Re: [RFC PATCH v1 00/57] Boot-time page size selection for arm64

Ryan Roberts <ryan.roberts@xxxxxxx> · Mon, 11 Nov 2024 12:25:35 +0000

Hi Petr,

On 11/11/2024 12:14, Petr Tesarik wrote:
> Hi Ryan,
> 
> On Thu, 17 Oct 2024 13:32:43 +0100
> Ryan Roberts <ryan.roberts@xxxxxxx> wrote:
> 
>> [...]
>> I understand that Suse might be able to help with wider performance testing
> 
> Sorry for the delay (vacation, other tasks). Anyway, let me share some
> results with you.

Not at all; thanks for coming back with these results!

> 
> First, I have looked only at 4k pages (constant v. selected at boot
> time) so far.
> 
> Second, the impact of the patch series is much smaller than I expected.
> Most macro-benchmarks (dbench, io-bench) did not see any significant
> slowdown. There appears to be a performance hit of approx. 1-2%, but
> that's within noise, and I can't dedicate my time to running extensive
> tests to find the distribution peak and compare. In short, I suspect a
> slight performance hit, but I cannot quantify it.
> 
> Third, a few micro-benchmarks saw a significant regression.
> 
> Most notably, getenv and getenvT2 tests from libMicro were 18% and 20%
> slower with variable page size. I don't know why, but I'm looking into
> it. The system() library call was also about 18% slower, but that might
> be related.

OK, ouch. I think there are some things we can try to optimize the
implementation further. But I'll wait for your analysis before digging myself.

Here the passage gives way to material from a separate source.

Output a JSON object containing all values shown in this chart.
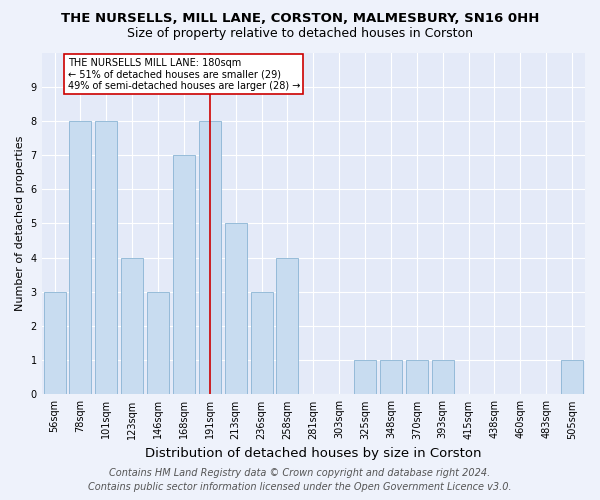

You probably also saw the conversation with Catalin about the cost vs benefit of
this series. Performance regressions will all need to be considered in the cost
column, of course. So understanding the root cause and trying to reduce the
regression as much as possible will increase chances of getting it accepted
upstream.

Thanks,
Ryan

> 
> The dup() syscall was up to 5% slower (depends on underlying filesystem
> type).
> 
> VMA unmap was slower for some sizes, but the pattern seemed random,
> sometimes giving even better performance with variable page size, so
> this micro-benchmark may be too unstable to draw any conclusions.
> 
> Stay tuned
> Petr T